«Historias de Usera», en la sala Kubik Fabrik


Cuando alguien escriba dentro de algún tiempo la historia del teatro madrileño del siglo XXI, habrá de dedicarle un capítulo extenso a la revolución -«acción y efecto de revolver o revolverse»- que ha supuesto para nuestra escena el impulso de las salas pequeñas, del «of» -terminología tomada del teatro neoyorquino-; y dentro de ellas, no podrá evitar referirse con admiración a un espacio que, en un demasiado corto período de tiempo, ha dejado una profunda huella con sus propuestas y su labor social: la sala Kubik Fabrik.

Situada en uno de los barrios periféricos de Madrid, Usera, con un alto índice de población inmigrante, y capitaneada por Fernando Sánchez-Cabezudo, la sala Kubik Fabrik cerrará sus puertas en unos días. Y ha querido despedirse del público con una pieza, «Historias de Usera», nacida en su seno y que resume de algún modo lo que ha sido su trabajo en este tiempo: montajes de calidad e integración con las gentes del barrio.

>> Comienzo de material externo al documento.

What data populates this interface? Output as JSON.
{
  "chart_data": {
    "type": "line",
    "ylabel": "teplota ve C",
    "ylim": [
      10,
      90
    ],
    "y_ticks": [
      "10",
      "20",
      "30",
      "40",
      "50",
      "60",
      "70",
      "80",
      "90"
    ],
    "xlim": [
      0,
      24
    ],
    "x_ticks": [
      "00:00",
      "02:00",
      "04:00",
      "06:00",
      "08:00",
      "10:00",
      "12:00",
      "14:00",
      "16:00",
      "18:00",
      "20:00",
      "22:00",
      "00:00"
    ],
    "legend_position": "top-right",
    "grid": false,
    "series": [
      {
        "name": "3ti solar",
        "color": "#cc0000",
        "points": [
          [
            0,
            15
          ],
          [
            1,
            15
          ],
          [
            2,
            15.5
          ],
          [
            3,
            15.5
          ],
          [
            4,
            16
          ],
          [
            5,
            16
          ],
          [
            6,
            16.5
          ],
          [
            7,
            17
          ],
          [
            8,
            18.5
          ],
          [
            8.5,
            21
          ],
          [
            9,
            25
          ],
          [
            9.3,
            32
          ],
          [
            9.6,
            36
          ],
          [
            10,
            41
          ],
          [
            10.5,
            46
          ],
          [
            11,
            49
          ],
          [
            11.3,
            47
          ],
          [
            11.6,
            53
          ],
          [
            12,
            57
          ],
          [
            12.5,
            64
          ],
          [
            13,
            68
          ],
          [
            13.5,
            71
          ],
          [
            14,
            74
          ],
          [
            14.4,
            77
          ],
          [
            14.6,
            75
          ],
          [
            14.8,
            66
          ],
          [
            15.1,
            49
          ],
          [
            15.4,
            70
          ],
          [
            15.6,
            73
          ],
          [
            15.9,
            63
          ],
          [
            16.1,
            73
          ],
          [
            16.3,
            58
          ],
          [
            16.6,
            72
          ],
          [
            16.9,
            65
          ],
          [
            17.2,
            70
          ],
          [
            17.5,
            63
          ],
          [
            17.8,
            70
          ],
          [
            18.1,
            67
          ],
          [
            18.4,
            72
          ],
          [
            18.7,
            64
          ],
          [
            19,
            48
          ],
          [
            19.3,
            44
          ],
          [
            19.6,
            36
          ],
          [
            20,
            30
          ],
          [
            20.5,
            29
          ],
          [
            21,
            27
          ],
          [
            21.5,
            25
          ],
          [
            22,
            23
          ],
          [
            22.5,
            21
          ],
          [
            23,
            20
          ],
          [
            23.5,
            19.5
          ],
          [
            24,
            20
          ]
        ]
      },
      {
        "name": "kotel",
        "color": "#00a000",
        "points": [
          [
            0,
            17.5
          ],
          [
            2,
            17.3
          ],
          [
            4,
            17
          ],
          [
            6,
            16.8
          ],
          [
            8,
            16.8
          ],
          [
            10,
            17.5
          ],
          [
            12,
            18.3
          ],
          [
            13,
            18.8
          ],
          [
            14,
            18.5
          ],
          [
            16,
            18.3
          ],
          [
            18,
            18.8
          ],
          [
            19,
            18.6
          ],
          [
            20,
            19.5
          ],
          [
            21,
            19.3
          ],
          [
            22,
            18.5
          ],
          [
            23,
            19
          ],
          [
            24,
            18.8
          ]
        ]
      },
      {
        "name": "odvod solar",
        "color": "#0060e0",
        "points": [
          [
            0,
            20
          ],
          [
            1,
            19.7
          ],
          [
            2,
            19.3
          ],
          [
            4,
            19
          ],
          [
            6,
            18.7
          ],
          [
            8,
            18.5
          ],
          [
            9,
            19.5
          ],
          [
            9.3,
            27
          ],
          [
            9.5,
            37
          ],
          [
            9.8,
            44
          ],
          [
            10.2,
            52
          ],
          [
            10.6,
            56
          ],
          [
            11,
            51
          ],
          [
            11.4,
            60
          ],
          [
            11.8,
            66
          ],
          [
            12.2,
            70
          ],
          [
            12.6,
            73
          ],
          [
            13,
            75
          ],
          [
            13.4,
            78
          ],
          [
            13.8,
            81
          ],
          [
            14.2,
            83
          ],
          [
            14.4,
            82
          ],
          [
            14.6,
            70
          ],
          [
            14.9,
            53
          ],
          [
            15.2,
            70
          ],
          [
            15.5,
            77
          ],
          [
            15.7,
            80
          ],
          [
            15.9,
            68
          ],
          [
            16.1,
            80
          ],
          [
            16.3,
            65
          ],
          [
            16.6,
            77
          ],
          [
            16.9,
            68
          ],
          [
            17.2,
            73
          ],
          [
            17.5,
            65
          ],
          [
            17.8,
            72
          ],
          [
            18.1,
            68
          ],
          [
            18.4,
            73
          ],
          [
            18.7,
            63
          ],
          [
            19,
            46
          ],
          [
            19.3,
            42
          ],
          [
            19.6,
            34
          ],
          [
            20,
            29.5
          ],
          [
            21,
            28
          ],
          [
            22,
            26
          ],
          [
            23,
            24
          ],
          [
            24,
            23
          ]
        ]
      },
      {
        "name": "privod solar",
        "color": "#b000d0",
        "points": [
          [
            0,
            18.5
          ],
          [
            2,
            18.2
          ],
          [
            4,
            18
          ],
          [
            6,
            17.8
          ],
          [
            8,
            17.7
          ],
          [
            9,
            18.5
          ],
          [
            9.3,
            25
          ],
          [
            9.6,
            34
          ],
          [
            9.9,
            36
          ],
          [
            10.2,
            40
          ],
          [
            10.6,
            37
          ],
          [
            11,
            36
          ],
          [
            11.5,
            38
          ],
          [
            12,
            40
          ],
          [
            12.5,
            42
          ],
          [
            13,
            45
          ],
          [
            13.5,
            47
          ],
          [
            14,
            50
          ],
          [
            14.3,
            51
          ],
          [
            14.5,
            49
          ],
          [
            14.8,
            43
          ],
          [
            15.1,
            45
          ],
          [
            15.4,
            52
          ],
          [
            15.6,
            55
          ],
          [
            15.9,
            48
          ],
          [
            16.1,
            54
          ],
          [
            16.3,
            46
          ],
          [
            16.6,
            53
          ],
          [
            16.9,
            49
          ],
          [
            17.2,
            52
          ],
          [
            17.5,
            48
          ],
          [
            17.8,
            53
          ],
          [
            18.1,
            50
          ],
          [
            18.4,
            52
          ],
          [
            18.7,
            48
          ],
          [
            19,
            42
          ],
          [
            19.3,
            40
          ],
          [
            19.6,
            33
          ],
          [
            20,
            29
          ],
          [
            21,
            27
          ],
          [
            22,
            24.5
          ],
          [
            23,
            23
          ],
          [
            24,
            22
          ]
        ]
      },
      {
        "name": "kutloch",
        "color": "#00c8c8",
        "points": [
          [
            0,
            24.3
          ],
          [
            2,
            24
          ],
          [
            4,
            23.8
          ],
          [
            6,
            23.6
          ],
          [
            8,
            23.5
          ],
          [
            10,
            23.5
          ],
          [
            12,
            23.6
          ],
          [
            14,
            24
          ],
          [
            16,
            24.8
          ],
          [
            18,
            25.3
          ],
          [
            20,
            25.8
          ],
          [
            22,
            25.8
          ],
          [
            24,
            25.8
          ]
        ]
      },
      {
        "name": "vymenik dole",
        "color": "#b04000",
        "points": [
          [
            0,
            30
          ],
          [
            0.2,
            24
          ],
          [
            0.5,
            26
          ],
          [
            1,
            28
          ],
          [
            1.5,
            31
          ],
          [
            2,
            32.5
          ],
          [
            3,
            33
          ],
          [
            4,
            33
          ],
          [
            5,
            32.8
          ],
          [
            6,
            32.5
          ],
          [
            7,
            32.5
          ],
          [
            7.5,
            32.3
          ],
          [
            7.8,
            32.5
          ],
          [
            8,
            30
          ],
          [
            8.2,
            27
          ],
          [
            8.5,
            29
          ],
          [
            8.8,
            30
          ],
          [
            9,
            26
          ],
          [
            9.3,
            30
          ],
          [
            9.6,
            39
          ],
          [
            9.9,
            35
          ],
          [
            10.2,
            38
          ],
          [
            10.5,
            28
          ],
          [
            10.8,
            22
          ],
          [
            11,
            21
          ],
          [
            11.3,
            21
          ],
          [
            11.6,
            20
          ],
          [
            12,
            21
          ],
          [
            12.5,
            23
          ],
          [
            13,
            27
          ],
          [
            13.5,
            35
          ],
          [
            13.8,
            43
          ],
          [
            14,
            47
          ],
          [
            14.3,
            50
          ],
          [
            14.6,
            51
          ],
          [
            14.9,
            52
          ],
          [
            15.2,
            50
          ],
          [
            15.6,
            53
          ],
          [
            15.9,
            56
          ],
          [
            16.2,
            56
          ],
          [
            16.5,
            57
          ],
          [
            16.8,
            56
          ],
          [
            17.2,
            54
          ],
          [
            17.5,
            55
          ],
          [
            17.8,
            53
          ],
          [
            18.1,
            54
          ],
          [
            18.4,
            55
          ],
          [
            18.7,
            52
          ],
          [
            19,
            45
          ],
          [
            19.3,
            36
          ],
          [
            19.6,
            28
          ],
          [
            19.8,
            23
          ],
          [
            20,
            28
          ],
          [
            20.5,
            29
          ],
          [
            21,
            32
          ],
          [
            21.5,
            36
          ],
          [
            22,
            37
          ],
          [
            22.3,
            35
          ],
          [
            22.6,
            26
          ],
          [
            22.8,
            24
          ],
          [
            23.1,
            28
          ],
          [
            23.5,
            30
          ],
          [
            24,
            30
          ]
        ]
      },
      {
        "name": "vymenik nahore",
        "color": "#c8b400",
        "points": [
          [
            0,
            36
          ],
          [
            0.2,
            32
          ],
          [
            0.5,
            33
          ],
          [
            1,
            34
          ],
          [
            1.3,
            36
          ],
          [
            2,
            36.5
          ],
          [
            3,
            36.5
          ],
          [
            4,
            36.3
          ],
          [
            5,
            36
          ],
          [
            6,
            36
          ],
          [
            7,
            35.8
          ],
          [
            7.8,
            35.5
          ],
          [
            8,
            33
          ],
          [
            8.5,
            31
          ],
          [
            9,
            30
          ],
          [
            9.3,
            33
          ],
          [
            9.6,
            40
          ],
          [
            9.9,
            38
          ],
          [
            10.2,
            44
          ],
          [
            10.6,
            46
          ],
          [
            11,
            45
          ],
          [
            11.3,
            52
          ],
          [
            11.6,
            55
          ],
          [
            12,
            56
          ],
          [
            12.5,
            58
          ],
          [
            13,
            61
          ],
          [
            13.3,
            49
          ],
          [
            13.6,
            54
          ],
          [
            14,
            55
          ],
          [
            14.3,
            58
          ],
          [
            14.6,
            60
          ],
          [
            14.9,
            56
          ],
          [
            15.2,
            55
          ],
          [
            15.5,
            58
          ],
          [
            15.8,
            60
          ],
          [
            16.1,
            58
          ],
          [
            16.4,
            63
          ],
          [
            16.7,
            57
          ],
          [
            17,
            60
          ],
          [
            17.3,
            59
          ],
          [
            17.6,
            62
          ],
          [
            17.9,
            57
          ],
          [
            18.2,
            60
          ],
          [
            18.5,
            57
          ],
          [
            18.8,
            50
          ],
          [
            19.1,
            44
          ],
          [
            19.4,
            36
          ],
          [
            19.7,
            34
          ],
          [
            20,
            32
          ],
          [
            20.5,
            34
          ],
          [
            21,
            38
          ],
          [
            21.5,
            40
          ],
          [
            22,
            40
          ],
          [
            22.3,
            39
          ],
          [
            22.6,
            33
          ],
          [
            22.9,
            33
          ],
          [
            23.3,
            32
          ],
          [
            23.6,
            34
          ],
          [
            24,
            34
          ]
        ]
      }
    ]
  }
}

Hay que decir enseguida que «Historias de Usera» es una joya labrada con cariño de orfebre por todos los que la han creado y la han puesto en pie, y que se nutre de una energía muy especial, que inspira y respira al tiempo, y que crea una singular, y fecunda, comunión con los espectadores. No es, me parece a mí, una cuestión menor esta corriente emocional en el desarrollo de la función.

Fernando Sánchez-Cabezudo ha creado un espectáculo tierno, divertido, cercano y profundo a la vez, a partir de un puñado de historias nacidas para la innovadora aplicación Storywalker, y escritas por autores de tanto talento como Alfredo Sanzol, Miguel del Arco, Denise Despeyroux, José Padilla, Alberto Olmos y Alberto Sánchez-Cabezudo, además de los vecinos del taller de escritura creativa José Hierro. 

Usera -sus historias, sus gentes, su memoria- es la protagonista de este espectáculo; sus textos brotan de las paredes de sus casas, de los adoquines de sus calles o de la tierra de sus descampados. Pero sobre todo brotan del alma de sus habitantes. Aparecen en escena desde La Narcisa, una entrañable mujer que aseguraba ser la madre de Manuel Benítez «El Cordobés», hasta un «vampiro chino» que vende chicles en una tienda de alimentación, pasando por dos viejos enamorados que añoran los tiempos de la sala de fiestas Copacabana o un heavy que roba el bombo de la banda de Lou Reed tras un caótico concierto.

Son historias sencillas, directas narradas con naturalidad y un punto de nostalgia en algunas, sobre las que Sánchez-Cabezudo ha levantado este espectáculo profundamente emocionante -a los vecinos del barrio les toca especialmente- y que esconde un minucioso trabajo casi de relojería detrás de su aparente sencillez. Contribuye a redondear esta fiesta teatral la evocadora escenografía de Alessio Meloni, maravillosamente iluminada por David Picazo.

Esa energía a la que me refería antes, y que inunda toda la sala, se posa también sobre los actores -los profesionales y los «aficionados», que ejercen también de anfitriones. Destaca el trabajo de Inma Cuevas, más que una actriz un prodigio, especialmente en su encarnación de la Narcisa: su paleta de matices es extensísima, y colorea con precisión y riqueza su interpretación. Jesús Barranco, Ana Cerdeiriña, José Troncoso y Huichi Chiu contagian de sinceridad sus magníficos trabajos, e Ivan Jiménez, Juan Ramón Saco, Juan Antonio Rodríguez, María Teresa Prado (May), Juan Antonio Montes, Luis Ureña y Esther León Soriano se entrecruzan con los actores con idéntica verdad y naturalidad.

Un solo pero: el, para mí, innecesario intermedio (supongo que tendrá motivos técnicos), que afortunadamente no consigue que se pierda ni el ritmo ni la tensión emotiva del espectáculo.